In his remarks Monday, Biden promised that he was “sparing no effort, removing all roadblocks to keep the American people safe.”
That pledge came as some Republicans seized on the existence of another variant to attack the president. The Republican National Committee issued a statement saying that “Biden failed to shut down the virus as he promised.” Rep. Ronny Jackson of Texas, who served as former President Donald Trump’s White House physician, suggested that omicron was created by liberals eager to impose further COVID restrictions.
White House officials dismissed the political criticism. Natalie Quillian, the deputy COVID-19 response coordinator, said the potential dangers from the new variant were serious enough to prompt a flurry of meetings among officials from multiple agencies, calls with pharmaceutical companies and urgent messages to health officials in other countries.
“There was a sense of concern, a sense that this felt different from other variants,” Quillian said. “This had enough of the markers to differentiate itself in the level of concern we felt. We sort of kicked into action Thursday night and Friday.”
The new variant upended the Thanksgiving holiday for administration officials and top scientists, who had scattered across the country for celebrations.
The variant was identified by South African scientists Thursday afternoon, as many U.S. officials were sitting down to dinner. Shortly before midnight, Dr.
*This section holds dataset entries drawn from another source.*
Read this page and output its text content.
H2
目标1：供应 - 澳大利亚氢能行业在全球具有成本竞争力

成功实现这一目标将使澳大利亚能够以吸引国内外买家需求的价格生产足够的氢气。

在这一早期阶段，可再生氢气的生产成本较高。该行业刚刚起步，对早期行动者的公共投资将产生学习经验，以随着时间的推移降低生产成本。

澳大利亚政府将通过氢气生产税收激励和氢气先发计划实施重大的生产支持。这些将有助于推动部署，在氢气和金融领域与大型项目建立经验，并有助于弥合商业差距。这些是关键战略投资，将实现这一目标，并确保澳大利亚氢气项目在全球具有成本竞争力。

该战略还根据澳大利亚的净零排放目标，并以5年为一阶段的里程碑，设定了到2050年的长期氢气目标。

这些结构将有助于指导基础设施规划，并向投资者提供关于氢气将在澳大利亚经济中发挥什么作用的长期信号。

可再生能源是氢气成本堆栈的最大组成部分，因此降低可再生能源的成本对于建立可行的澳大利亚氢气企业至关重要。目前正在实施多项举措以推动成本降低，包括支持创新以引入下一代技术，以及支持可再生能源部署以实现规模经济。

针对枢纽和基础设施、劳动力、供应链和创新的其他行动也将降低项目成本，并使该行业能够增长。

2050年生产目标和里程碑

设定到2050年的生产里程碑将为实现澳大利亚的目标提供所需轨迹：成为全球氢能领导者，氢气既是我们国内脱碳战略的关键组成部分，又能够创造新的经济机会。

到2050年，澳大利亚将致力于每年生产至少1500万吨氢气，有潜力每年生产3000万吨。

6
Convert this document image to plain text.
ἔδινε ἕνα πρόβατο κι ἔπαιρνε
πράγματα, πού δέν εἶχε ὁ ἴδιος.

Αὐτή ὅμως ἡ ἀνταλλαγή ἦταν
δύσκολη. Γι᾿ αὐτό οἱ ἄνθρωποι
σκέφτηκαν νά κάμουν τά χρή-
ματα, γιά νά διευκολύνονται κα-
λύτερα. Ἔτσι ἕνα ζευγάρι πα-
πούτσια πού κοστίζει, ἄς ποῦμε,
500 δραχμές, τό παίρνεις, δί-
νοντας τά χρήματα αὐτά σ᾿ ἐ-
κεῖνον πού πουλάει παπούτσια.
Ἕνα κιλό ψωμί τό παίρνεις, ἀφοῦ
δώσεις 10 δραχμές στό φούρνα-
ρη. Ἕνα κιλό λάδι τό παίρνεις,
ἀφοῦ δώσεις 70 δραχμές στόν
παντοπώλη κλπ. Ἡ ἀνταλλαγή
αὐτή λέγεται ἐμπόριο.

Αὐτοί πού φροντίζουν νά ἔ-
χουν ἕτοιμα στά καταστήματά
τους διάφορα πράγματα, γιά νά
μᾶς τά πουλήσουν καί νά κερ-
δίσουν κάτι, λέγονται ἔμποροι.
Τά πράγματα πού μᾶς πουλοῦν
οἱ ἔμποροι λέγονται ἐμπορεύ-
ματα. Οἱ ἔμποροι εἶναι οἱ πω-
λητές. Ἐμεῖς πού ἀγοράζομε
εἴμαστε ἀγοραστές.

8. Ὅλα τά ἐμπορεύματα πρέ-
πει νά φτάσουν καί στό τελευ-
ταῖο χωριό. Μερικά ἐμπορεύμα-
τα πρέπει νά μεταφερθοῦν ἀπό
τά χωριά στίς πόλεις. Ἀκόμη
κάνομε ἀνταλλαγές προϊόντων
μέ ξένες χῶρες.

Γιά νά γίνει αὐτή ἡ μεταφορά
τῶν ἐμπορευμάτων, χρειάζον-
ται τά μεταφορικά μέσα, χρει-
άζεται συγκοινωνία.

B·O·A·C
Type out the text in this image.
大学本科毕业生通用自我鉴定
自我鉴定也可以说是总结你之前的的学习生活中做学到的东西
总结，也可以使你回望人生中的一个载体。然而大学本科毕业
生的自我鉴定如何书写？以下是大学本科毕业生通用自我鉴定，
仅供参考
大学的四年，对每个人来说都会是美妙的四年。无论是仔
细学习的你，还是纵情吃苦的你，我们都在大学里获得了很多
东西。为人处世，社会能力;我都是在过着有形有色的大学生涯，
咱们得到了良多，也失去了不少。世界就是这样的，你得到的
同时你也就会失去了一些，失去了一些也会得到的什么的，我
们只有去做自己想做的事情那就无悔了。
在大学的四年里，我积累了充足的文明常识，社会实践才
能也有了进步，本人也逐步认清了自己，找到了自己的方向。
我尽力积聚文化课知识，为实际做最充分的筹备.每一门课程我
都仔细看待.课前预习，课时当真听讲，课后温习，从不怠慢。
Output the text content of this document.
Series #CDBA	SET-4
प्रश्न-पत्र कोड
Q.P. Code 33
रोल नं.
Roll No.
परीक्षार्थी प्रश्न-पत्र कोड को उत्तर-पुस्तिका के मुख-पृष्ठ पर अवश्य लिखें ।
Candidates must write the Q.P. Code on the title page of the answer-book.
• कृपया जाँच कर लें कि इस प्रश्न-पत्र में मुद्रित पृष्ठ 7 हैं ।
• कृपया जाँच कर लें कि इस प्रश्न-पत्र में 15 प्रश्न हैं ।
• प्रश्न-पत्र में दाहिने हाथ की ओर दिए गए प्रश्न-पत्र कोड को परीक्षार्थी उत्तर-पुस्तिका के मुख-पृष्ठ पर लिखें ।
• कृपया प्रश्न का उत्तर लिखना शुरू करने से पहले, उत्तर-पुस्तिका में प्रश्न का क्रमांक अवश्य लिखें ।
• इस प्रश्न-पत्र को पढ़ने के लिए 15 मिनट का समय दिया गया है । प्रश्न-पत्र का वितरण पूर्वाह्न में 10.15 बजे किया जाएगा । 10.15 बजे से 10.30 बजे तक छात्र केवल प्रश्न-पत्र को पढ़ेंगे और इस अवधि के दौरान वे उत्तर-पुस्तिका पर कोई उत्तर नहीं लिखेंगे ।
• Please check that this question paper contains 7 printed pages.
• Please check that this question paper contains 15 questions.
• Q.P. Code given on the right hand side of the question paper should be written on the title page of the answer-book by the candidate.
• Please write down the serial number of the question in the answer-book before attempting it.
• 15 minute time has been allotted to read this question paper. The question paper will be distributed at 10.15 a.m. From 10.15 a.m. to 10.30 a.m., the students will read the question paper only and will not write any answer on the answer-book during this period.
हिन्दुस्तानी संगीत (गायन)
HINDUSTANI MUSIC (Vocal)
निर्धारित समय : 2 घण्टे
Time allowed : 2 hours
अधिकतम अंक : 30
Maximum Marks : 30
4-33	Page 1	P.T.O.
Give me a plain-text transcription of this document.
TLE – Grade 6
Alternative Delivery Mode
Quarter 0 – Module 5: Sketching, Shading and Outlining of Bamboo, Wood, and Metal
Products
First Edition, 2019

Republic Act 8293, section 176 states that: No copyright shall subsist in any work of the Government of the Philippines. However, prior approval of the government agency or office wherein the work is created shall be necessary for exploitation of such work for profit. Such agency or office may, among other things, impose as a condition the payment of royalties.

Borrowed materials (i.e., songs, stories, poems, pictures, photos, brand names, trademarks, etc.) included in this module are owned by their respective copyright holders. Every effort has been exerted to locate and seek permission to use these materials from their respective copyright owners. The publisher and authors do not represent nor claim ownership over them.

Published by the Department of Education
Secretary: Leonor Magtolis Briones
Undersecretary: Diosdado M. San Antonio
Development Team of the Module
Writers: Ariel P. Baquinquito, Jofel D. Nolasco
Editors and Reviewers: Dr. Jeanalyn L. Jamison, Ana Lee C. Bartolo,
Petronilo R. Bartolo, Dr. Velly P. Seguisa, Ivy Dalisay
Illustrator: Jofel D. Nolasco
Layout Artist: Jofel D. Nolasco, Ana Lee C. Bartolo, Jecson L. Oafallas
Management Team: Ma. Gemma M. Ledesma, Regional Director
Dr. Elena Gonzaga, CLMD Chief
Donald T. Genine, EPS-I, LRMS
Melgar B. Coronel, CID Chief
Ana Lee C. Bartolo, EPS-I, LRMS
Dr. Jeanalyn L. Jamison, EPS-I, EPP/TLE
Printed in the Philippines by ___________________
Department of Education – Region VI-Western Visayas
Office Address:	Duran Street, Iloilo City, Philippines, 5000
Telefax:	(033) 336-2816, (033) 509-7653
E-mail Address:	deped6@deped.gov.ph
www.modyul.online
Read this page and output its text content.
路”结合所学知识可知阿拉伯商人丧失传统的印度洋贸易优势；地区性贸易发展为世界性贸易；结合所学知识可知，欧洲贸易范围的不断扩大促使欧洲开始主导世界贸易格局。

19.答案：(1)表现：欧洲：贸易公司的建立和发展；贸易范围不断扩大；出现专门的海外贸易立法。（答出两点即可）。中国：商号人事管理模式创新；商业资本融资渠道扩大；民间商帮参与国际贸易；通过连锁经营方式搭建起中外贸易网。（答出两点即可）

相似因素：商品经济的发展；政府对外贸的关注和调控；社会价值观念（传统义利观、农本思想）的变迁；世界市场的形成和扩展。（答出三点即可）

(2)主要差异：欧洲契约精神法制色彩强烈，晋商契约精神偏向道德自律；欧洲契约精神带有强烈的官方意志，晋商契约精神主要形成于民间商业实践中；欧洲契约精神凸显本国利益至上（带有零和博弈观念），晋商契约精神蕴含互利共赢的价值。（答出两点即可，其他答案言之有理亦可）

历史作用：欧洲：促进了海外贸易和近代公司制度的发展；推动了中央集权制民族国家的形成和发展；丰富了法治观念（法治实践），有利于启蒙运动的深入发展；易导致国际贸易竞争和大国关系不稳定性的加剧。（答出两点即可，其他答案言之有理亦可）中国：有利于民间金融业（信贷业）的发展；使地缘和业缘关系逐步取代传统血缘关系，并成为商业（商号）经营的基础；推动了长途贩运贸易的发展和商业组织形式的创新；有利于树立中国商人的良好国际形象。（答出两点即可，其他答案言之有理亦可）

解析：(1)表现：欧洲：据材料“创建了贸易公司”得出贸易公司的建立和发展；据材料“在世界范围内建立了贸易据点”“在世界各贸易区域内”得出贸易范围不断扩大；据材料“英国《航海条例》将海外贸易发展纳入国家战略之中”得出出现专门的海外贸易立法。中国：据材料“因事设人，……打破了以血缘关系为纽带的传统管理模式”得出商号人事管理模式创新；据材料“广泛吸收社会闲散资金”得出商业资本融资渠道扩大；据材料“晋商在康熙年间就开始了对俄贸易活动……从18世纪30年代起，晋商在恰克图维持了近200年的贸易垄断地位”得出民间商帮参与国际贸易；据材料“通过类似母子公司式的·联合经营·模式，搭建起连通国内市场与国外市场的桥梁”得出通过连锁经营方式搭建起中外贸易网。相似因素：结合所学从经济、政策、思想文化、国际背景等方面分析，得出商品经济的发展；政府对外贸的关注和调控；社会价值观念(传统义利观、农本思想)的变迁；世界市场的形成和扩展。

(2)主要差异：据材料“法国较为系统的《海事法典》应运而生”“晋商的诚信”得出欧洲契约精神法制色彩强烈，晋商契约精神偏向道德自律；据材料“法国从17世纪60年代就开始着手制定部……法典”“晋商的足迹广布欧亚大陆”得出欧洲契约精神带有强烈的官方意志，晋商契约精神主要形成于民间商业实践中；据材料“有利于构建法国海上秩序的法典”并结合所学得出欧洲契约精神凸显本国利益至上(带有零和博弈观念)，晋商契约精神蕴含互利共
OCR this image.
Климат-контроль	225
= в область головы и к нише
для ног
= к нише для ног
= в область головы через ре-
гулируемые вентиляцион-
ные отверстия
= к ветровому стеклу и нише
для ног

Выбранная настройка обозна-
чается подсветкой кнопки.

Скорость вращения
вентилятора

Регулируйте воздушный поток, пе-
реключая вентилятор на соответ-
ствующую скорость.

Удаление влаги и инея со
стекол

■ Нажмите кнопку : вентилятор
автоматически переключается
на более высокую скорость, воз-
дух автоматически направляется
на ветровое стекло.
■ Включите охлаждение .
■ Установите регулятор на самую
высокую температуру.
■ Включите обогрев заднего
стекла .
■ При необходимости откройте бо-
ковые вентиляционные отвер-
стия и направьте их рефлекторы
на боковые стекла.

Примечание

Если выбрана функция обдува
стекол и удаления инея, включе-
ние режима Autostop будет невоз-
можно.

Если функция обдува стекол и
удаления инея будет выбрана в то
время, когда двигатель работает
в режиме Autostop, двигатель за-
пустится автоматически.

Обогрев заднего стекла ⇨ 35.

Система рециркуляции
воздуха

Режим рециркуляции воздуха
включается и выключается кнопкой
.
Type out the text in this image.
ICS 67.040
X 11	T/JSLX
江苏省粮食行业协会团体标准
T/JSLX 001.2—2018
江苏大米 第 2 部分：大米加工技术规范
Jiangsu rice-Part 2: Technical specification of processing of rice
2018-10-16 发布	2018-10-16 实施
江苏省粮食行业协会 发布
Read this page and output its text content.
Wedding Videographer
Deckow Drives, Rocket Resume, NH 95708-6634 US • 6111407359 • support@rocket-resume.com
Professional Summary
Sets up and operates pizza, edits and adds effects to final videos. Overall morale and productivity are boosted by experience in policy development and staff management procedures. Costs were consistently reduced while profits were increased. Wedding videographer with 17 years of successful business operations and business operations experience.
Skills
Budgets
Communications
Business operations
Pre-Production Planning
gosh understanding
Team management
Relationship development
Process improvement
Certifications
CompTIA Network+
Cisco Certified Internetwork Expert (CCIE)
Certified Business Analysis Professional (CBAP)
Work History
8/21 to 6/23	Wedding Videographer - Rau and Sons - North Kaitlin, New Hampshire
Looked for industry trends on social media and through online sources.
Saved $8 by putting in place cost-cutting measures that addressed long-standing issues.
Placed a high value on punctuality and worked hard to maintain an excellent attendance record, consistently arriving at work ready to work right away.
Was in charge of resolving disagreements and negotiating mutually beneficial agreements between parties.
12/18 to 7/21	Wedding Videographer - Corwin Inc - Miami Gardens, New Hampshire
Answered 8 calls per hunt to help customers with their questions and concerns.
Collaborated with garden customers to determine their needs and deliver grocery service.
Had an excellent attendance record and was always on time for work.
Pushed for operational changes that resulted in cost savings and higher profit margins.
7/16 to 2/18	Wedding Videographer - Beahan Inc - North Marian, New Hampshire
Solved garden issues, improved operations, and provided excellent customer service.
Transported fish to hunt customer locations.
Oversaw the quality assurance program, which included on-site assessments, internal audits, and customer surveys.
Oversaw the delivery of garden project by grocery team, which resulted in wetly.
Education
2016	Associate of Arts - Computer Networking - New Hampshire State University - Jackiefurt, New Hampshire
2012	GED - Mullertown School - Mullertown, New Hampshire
David A. Kessler, chief science officer for the government’s coronavirus response, reached out to a South African partnership, which sent back a genomic sequencing report on the variant.
Fauci and Dr. Rochelle Walensky, the CDC director, were in contact with their counterparts in South Africa late on Thanksgiving Day. Jeff Zients, the president’s COVID-19 response coordinator, and others spent most of the night making calls.
By Friday morning, it appeared that Zients was leaning toward travel restrictions, according to one person familiar with the deliberations. At 10:30 a.m., Zients, Fauci and other top scientists were briefed by the South Africans, including Dr. Tulio de Oliveira, a geneticist who helped identify the omicron variant.
After Biden made the decision to impose the travel ban, State Department officials told diplomats in the affected countries, and administration officials began calling airlines to inform them of the change. From the beginning of the discussion late Thursday, it took about eight hours to issue the presidential directive.
“Even if we bought ourselves a little bit of time to understand this more, that was valuable,” Quillian said. “And this is an action that’s not permanent.”
For now, the travel restrictions are the president’s primary response.
But several public health experts expressed outrage at the bans, saying they punished South Africa for doing what the United States expected of other nations: tracking the coronavirus, identifying worrisome variants and making the information public.
“Travel restrictions are exactly the wrong incentive to give to countries when you want them to share data,” said Gregg Gonsalves, an activist and associate professor of epidemiology at Yale University. “You want them to be on the lookout for new variants, and you shut your borders?”
Oliveira warned on Twitter on Monday that because planes were no longer flying to South Africa, his lab might run out of some of the chemical components known as reagents that are needed to test for the variant.
“It will be ‘evil’ if we cannot answer the questions that the world needs about #Omicron due to the travel ban!” he wrote.
The new variant has again raised criticism that the Biden administration is not doing enough to vaccinate the rest of the world, though that effort is complicated by vaccine hesitancy in other nations.
South Africa has fully vaccinated only 24% of its population, according to the Our World in Data project at the University of Oxford. It has a better vaccination rate than most countries on the continent but has asked vaccine makers to stop sending doses because of trouble getting shots into arms, in part because of distribution bottlenecks and hesitancy.